The FDA sent KIND Healthy Snacks a warning letter, stating that several of its bars -- Kind Fruit and Nut Almond and Apricot, Kind Fruit and Nut Almond and Coconut, Kind Plus Peanut Butter Dark Chocolate + Protein, and Kind Plus Dark Chocolate Cherry Cashew + Antioxidants -- bear labels that don't comply with FDA standards.
The FDA said that the company makes claims the bars are "healthy" "no trans fats" and "plus" without meeting the requirements to do so.

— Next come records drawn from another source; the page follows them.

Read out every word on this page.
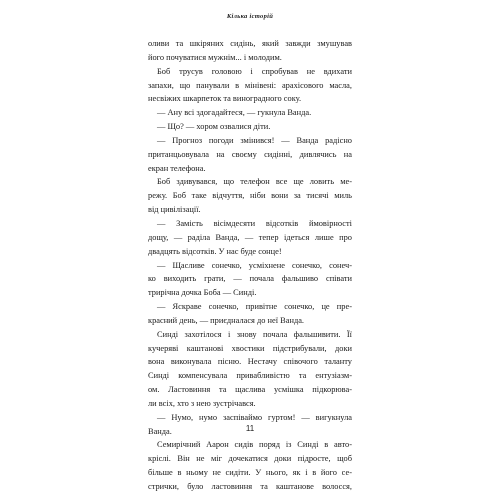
Кілька історій
оливи та шкіряних сидінь, який завжди змушував
його почуватися мужнім... і молодим.
Боб трусув головою і спробував не вдихати
запахи, що панували в мінівені: арахісового масла,
несвіжих шкарпеток та виноградного соку.
— Ану всі здогадайтеся, — гукнула Ванда.
— Що? — хором озвалися діти.
— Прогноз погоди змінився! — Ванда радісно
пританцьовувала на своєму сидінні, дивлячись на
екран телефона.
Боб здивувався, що телефон все ще ловить ме-
режу. Боб таке відчуття, ніби вони за тисячі миль
від цивілізації.
— Замість вісімдесяти відсотків ймовірності
дощу, — раділа Ванда, — тепер ідеться лише про
двадцять відсотків. У нас буде сонце!
— Щасливе сонечко, усміхнене сонечко, сонеч-
ко виходить грати, — почала фальшиво співати
трирічна дочка Боба — Синді.
— Яскраве сонечко, привітне сонечко, це пре-
красний день, — приєдналася до неї Ванда.
Синді захотілося і знову почала фальшивити. Її
кучеряві каштанові хвостики підстрибували, доки
вона виконувала пісню. Нестачу співочого таланту
Синді компенсувала привабливістю та ентузіазм-
ом. Ластовиння та щаслива усмішка підкорюва-
ли всіх, хто з нею зустрічався.
— Нумо, нумо заспіваймо гуртом! — вигукнула
Ванда.
Семирічний Аарон сидів поряд із Синді в авто-
кріслі. Він не міг дочекатися доки підросте, щоб
більше в ньому не сидіти. У нього, як і в його се-
стрички, було ластовиння та каштанове волосся,
11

"However, none of your products listed above meet the requirements for use of the nutrient content claim 'healthy' that are set forth in [federal regulations.]," William Correll,, director of the FDA's Center for Food Safety and Applied Nutrition wrote in the warning letter dated March 17.
To claim that something is healthy, a food must have no more than 1 gram of saturated fat per serving and contain no more than 15 percent of its calories from saturated fat, the letter says.
The KIND bars contain between 2.5 and 5 times this amount of saturated fat per bar, according to the letter. The FDA also said KIND had other labeling problems, including the use of the word "plus," and said the 7-page letter was not meant to be an "all-inclusive list of violations."
KIND says it is working with the FDA and will change its labels, but not the recipes, said KIND spokesman Joe Cohen.
He said nuts were to blame for the labeling problem.
"Nuts, key ingredients in many of our snacks and one of the things that make fans love our bars, contain nutritious fats that exceed the amount allowed under the FDA's standard," Cohen said. "There is an overwhelming body of scientific evidence supporting that nuts are wholesome and nutritious. This is similar to other foods that do not meet the standard for use of the term healthy, but are generally considered to be good for you like avocados, salmon and eggs. Our team at KIND is fully committed to working alongside the FDA, and we’re moving quickly to comply with its request."
KIND violated the FDA's longstanding labeling rules, which are intended to protect consumers, said Toni Marinucci, a registered dietitian and nutritionist at Staten Island University Hospital.
"If it says 'healthy,' a person doesn't necessarily read the whole nutrition facts label and is just quick to grab," Marinucci said.
Dr. Suzanne Steinbaum, a preventive cardiologist at Lenox Hill Hospital in New York City, said the warning letters bring attention to our naivete regarding the meaning of healthy eating. She said she's had to tell patients the bars aren't as healthy as they think.
Although the KIND bars aren't as unhealthy for people as candy bars, she said candy bars can make the case that they have nuts, too.
"When we eat a candy bar, we know it's bad," she said. "In this situation, we believe we're doing something that's good for us and it's not good."
Heidi Silver, a registered dietitian and nutrition scientist at Vanderbilt University Center for Human Nutrition told ABC News the warning letter does not mean the bars are "particularly unhealthy." She said she would decide to add them into a diet or take them away on a case-by-case basis by budgeting and balancing other foods. If someone really likes them, she said she would find a way to make it work.
The FDA did not comment beyond the initial warning letter, but the agency has issued a dozen warning letters to various food, drug and medical device companies so far this year, according to its website.